Monday, January 29, 2024

Translations of Grief by Kathryn Bevis

Denial

We meet each week. I tell her who I am

today: how, in disbelief, I am a nursery

of sardines. Go on, she says, and I speak

of our flicking, cross-hatched skins, our silver,

shoaling bodies, the swallowtail of our fins.

I explain our obedience to the pull

of colder currents, how we dine on blooms

of plankton, how oblivious we are as dolphins

wait to herd us toward a surface snatch,

as gannets mass to fire themselves — gold

hooded — a thousand arrows to the sea.


Anger

Next time, I’m fury sitting there. Zipped

in a zebra suit, my nostrils flare. One word

from her and my body is a bucking bronco

that never wants to stop. I’m fabulous,

of course — a fashion model with a perfect

arse — dressed to kill in symmetrically

shredded tights. I launch the designer

handbag of myself, thrash my tail and mane.

I hoof the box of tissues, boot old Freud

and Jung and Klein onto the floor. My kick,

we find, is fierce: too much for me to bear.


Bargaining

Friday, midday again, and I’m here

on the dot as a lyrebird on her chair.

I shrill, she nods in time to the rhythm

of my tiny, clockwork heart. I’m haggling

today with chirrups, whistles: What if?,

If only..., Why? Rehearsed on the forest’s

velvet-curtained stage, I negotiate

with all I’ve got these days: the tune

of chainsaws, the song of car alarms,

the camera shutters I must mime.
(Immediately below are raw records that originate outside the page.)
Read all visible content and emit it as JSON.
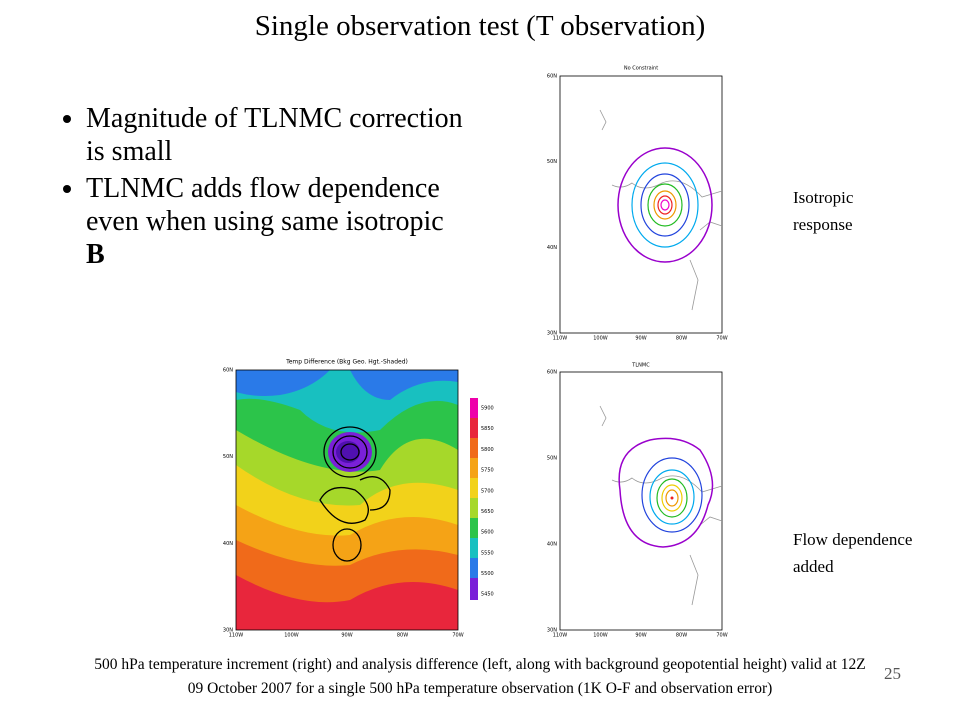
{
  "slide": {
    "title": "Single observation test (T observation)",
    "bullets": [
      {
        "text": "Magnitude of TLNMC correction is small"
      },
      {
        "text": "TLNMC adds flow dependence even when using same isotropic ",
        "bold": "B"
      }
    ],
    "maps": {
      "top_right": {
        "title": "No Constraint",
        "side_label": [
          "Isotropic",
          "response"
        ]
      },
      "bottom_right": {
        "title": "TLNMC",
        "side_label": [
          "Flow dependence",
          "added"
        ]
      },
      "left": {
        "title": "Temp Difference (Bkg Geo. Hgt.-Shaded)"
      },
      "lat_labels": [
        "60N",
        "50N",
        "40N",
        "30N"
      ],
      "lon_labels": [
        "110W",
        "100W",
        "90W",
        "80W",
        "70W"
      ],
      "colorbar_labels": [
        "5900",
        "5850",
        "5800",
        "5750",
        "5700",
        "5650",
        "5600",
        "5550",
        "5500",
        "5450"
      ]
    },
    "caption_lines": [
      "500 hPa temperature increment (right) and analysis difference (left, along with background geopotential height) valid at 12Z",
      "09 October 2007 for a single 500 hPa temperature observation (1K O-F and observation error)"
    ],
    "page_number": "25"
  }
}
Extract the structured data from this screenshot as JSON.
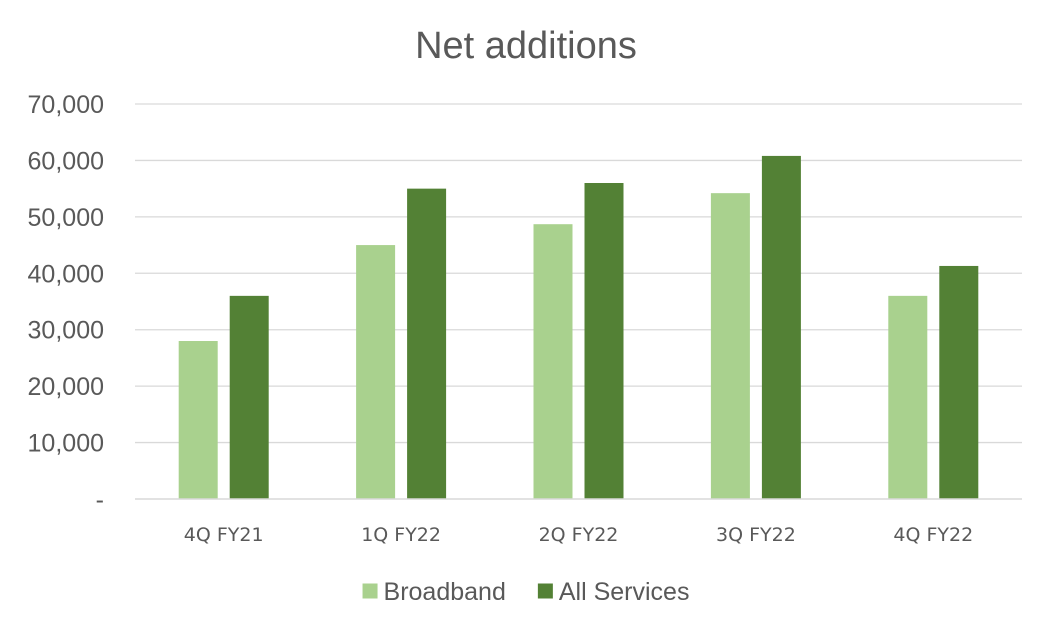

I open

my throat, descant my own demise.


Depression

At last, one day, I come as myself.

The quiet holds us both. I try

to tell about the blue whale I’m trapped

inside. There’s so much we don’t yet know

about blue whales: how many they are,

and where they go to breed. But she knows

as well as me that a blue whale’s heart

is the size of a Ford Fiesta: each chamber wide

enough for a drowning woman to pummel

herself against, each beat a boom against

her bones, a deep-sea detonation.


Acceptance

The months strobe by. I shapeshift again,

again, begin to believe

in the transubstantiation of the flesh.

I am a deep-sea jellyfish, pulsing

disco lights of green and yellow, red. I am

a black-capped squirrel monkey leaning

on a ledge, an elephant doggy paddling

in the rain. I feel my fins grow in. I know

this darting synchrony: I am sardines again.

I am the white ibis who stands one-legged on a rock.

To the sound of distant thunder, I am

the bushbuck — alive, alive and licking salt.



This poem was the winner of Wales Poetry Award 2022.